Para o astro, que construiu uma sólida carreira interpretando as grandes personagens femininas de Shakespeare, seus maneirismos de voz e gestos são tudo na materialização da fantasia de que seja, de fato, uma mulher. "Eles querem a ilusão", justifica Ned.

A então certeza do personagem logo é abalada pela decisão do rei da Inglaterra, Charles II (Rupert Everett, em atuação hilariante) de, por imposição de sua voluntariosa amante, uma atriz vulgar e esperta, impedir que homens continuem a desempenhar papéis de mulher. A decisão real acaba destruindo a carreira de Ned, que se julga incapaz de encarnar personagens masculinos.

Ao mesmo tempo em que a carreira de "estrela" de Ned parece estar com os dias contados, o decreto real é o sinal verde para que nasça uma estrela, Maria (Claire Danes, de Tudo em Família), ninguém menos do que a dedicada camareira pessoal do exasperado ator. De tanto vê-lo interpretar Desdêmona e Ofélia (de Hamlet), entre outras, a criada tem decoradas na cabeça todas as falas. Tanto que ganha trocados em montagens clandestinas encenadas nas tavernas da cidade, onde permitem mulheres vivam essas heroínas.

O divertido filme, dirigido por Richard Eyre, usa esse argumento no mínimo instigante para transforma-lo em uma comédia no sentido mais clássico do gênero, ao mesmo tempo leve e transcendente, evocando algumas reflexões pertinentes sobre o papel da arte, o jogo de poder entre homens e mulheres e história da arte.

O longa também aborda uma interessante discussão sobre amor e sexualidade, já que, condicionado a sempre viver heroínas do palco, Ned não sabe ao certo como direcionar seu desejo, graças a seu status de celebridade.

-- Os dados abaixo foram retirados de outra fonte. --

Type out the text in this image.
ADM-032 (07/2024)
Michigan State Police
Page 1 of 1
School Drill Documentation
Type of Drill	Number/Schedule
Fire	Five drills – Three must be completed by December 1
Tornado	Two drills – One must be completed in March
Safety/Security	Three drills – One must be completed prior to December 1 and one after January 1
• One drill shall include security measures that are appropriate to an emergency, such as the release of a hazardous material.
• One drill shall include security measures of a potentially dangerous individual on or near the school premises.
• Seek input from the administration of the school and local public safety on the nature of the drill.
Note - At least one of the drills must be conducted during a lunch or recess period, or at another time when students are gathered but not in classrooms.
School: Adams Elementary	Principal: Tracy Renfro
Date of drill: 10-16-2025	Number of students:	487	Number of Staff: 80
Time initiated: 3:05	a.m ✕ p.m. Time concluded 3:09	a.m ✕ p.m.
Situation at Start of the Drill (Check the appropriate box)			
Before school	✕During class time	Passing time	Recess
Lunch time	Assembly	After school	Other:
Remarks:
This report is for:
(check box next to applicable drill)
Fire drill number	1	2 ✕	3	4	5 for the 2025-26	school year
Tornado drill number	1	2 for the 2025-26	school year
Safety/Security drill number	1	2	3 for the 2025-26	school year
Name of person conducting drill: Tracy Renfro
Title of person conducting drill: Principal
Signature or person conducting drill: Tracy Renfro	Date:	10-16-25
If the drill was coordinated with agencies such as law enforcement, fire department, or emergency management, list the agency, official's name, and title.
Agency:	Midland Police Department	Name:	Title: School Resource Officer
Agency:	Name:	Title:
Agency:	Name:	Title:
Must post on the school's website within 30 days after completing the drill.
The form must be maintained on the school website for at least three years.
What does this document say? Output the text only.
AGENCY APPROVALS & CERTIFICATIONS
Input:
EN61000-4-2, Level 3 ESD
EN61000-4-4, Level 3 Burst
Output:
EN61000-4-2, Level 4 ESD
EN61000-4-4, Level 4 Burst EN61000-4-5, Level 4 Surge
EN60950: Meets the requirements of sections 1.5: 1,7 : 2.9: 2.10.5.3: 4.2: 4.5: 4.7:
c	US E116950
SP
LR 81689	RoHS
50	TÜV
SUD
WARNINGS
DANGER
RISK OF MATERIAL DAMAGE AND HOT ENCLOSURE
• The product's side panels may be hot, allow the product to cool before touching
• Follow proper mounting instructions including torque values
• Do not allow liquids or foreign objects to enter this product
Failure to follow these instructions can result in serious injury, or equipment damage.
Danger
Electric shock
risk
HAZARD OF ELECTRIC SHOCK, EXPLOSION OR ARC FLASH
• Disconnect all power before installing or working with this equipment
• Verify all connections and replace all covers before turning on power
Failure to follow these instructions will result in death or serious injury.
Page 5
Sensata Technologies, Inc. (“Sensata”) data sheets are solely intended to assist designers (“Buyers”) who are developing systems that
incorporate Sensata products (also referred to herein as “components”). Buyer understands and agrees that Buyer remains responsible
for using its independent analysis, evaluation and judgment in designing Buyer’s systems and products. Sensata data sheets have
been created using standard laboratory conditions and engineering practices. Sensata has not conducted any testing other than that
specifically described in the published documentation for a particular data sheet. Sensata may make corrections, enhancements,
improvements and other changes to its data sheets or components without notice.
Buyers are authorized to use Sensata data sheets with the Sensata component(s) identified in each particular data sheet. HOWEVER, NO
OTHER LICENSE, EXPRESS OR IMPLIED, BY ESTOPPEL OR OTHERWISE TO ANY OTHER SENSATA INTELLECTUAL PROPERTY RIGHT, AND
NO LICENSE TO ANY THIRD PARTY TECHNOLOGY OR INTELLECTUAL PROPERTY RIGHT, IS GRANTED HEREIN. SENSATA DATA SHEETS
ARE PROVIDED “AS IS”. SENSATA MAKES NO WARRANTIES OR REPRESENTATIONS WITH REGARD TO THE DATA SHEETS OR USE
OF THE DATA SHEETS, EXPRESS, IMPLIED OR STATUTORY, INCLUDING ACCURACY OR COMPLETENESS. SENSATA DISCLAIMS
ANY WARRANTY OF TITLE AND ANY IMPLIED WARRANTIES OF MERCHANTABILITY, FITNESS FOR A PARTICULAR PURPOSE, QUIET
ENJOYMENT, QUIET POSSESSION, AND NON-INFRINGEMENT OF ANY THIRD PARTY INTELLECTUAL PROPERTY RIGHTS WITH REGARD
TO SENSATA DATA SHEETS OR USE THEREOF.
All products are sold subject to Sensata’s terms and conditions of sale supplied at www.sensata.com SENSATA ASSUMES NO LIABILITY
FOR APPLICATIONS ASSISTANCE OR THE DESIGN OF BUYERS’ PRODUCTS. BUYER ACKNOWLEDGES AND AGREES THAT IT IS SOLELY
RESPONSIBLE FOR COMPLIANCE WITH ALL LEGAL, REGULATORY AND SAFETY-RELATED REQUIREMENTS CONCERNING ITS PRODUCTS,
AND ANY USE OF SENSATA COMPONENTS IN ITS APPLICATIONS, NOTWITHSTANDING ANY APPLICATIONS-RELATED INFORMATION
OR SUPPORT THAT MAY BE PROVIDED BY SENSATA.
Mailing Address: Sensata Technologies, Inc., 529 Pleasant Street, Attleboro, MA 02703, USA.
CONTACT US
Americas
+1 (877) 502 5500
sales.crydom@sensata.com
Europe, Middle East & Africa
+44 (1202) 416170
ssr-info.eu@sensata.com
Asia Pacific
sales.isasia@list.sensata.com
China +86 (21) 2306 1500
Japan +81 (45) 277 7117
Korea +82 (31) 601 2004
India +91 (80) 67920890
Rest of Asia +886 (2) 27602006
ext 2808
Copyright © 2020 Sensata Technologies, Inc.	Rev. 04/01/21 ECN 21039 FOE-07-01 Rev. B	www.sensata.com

Assim, ele acaba sendo cobiçado por homens e mulheres na mesma proporção e intensidade.

"A Bela do Palco" mostra-se uma emocionante homenagem ao teatro, um tributo aos atores e a seu ofício. Assim como o ganhador do Oscar, "Shakespeare Apaixonado", de John Madden. Porém, ao contrário do que se possa pensar, não se confunde com a linguagem dos palcos. É cinema. E dos bons.